January 18, 2005
Frameworks: Work in Progress
I've been working on frameworks today, specifically the JISC-DEST-Industry Canada e-Learning Framework, known more colloquially as the "ELF".
For those who aren't aware of it, this is an initiative that drew upon a lot of the early work on architectures for e-learning:
- MIT Open Knowledge Initiative
- IMS Abstract Framework
- Sun eLearning Architecture
- Carnegie-Mellon Learning Systems Architecture
There was quite a flurry of activity in this area a couple of years back, but most recent activity in this field within JISC (and CETIS) has been in the "ELF".
Its very difficult to get a proper handle on frameworks; they often come across as being a very top-down design method for building large scale distributed systems, which is fine as this is what they usually are.
ELF is a little unusual in that its trying to support work on the small scale involving web services (not just Web Services!), and provide a focus for assembling the lessons of ground-up experimentation, but old habits die hard, and the work-in-progress ELF website's current incarnation does look an awful lot like another giant system architecture on initial glance, especially as very few outputs from JISC's projects have been linked in yet.

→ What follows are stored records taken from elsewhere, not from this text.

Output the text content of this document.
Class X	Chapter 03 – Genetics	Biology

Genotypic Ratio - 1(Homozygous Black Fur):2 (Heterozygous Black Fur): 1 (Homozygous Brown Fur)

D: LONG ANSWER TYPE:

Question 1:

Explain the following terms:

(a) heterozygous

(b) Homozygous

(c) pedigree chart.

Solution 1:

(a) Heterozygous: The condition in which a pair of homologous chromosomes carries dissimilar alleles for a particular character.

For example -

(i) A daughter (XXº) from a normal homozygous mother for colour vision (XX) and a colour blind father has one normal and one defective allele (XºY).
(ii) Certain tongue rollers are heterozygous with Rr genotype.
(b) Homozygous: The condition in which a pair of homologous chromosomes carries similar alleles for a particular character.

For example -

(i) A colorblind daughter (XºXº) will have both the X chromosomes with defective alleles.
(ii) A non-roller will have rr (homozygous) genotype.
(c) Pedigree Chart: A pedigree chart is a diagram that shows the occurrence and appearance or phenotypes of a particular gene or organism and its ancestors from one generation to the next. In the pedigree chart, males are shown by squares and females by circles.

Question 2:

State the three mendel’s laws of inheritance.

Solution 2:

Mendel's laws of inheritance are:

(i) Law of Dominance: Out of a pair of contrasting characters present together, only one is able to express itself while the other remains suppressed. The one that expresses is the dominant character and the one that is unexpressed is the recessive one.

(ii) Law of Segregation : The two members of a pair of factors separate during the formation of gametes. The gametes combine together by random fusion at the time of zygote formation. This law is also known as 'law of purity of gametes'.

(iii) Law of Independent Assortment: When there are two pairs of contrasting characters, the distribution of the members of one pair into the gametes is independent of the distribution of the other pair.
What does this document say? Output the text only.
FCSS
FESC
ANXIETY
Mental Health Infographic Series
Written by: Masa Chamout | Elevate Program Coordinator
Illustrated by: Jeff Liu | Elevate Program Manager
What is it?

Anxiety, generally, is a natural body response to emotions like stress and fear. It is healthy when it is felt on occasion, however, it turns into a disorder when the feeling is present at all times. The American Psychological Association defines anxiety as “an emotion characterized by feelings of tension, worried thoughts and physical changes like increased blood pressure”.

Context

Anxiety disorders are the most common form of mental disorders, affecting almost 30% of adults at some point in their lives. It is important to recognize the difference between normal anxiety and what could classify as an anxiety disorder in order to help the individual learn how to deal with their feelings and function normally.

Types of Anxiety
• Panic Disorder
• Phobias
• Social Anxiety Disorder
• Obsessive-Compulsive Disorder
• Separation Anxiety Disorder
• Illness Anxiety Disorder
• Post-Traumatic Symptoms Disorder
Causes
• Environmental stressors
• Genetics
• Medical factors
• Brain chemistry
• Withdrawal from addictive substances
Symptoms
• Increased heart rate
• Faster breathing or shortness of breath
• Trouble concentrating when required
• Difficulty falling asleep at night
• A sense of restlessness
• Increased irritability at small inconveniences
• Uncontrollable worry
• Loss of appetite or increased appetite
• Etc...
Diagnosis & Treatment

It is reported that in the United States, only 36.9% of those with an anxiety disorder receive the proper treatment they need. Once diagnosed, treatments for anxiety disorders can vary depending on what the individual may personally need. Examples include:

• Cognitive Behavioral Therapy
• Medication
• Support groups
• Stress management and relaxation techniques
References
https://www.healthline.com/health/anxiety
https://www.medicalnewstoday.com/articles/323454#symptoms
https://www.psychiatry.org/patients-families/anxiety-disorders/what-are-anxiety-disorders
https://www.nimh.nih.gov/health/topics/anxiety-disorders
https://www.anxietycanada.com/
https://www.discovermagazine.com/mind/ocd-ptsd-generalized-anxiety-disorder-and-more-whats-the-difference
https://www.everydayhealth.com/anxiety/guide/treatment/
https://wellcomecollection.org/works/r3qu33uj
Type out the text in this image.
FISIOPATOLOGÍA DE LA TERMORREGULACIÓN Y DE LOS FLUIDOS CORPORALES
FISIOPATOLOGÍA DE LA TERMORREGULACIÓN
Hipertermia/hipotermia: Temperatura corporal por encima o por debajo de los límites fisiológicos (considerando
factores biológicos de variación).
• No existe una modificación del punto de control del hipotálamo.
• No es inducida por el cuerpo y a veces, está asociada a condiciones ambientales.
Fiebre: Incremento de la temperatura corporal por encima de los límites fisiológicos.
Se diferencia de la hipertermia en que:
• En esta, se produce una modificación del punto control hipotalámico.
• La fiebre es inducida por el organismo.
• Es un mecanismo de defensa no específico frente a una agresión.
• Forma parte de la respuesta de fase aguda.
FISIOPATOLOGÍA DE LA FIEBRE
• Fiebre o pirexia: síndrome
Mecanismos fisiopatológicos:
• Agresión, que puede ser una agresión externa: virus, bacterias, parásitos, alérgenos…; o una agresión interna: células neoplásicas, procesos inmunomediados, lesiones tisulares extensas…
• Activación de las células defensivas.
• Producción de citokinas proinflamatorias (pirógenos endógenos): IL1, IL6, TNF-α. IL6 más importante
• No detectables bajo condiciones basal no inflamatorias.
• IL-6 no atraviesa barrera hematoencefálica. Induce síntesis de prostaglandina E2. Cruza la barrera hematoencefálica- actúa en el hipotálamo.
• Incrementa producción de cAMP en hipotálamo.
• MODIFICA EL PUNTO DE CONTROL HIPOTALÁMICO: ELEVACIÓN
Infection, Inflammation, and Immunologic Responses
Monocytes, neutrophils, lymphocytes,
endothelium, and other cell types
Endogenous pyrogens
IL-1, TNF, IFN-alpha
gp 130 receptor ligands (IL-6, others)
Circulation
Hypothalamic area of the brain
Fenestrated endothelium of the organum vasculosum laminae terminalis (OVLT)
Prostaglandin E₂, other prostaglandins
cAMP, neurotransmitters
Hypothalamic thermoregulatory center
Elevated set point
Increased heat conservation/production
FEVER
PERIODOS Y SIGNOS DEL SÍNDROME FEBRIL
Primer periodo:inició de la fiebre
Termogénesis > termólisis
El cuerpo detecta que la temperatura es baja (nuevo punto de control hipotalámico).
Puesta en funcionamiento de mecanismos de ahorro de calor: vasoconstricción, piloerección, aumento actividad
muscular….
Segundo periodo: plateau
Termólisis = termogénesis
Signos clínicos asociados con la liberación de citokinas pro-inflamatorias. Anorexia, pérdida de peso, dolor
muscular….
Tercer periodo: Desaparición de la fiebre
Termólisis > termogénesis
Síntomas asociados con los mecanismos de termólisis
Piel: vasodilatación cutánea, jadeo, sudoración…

I think the ELF should be less about 'architecture' per se than about creating a community that communicates design concepts; a place where we can share ideas about how capabilites can be realized - an opportunity to converge naturally on common approaches and patterns of solutions. This is much more difficult than a few people making top-down design decisions, and this is going to require a lot more effort, especially as government agencies are involved.
I'm also not very impressed with the "forums" on the site, which don't seem quite right, and there are no RSS feeds for each area. Still, early days yet.
The idea is that anyone wanting to construct some sort of e-learning application can visit the framework site, select the sorts of services their application will want to use or provide, and find out what specifications are useful, what code libraries there are to support implementation, and who's done work in that area already.
Its a bit threadbare at the moment though, content-wise.
There are going to be more discussions between the sponsoring partners in Australia next month; hopefully when the governance model is sorted out and the creative commons licensing agreed, then some of the issues around participation and community can start to be addressed.
In the meantime, if you come across the ELF and have any suggestions for how you think it should work, let me know.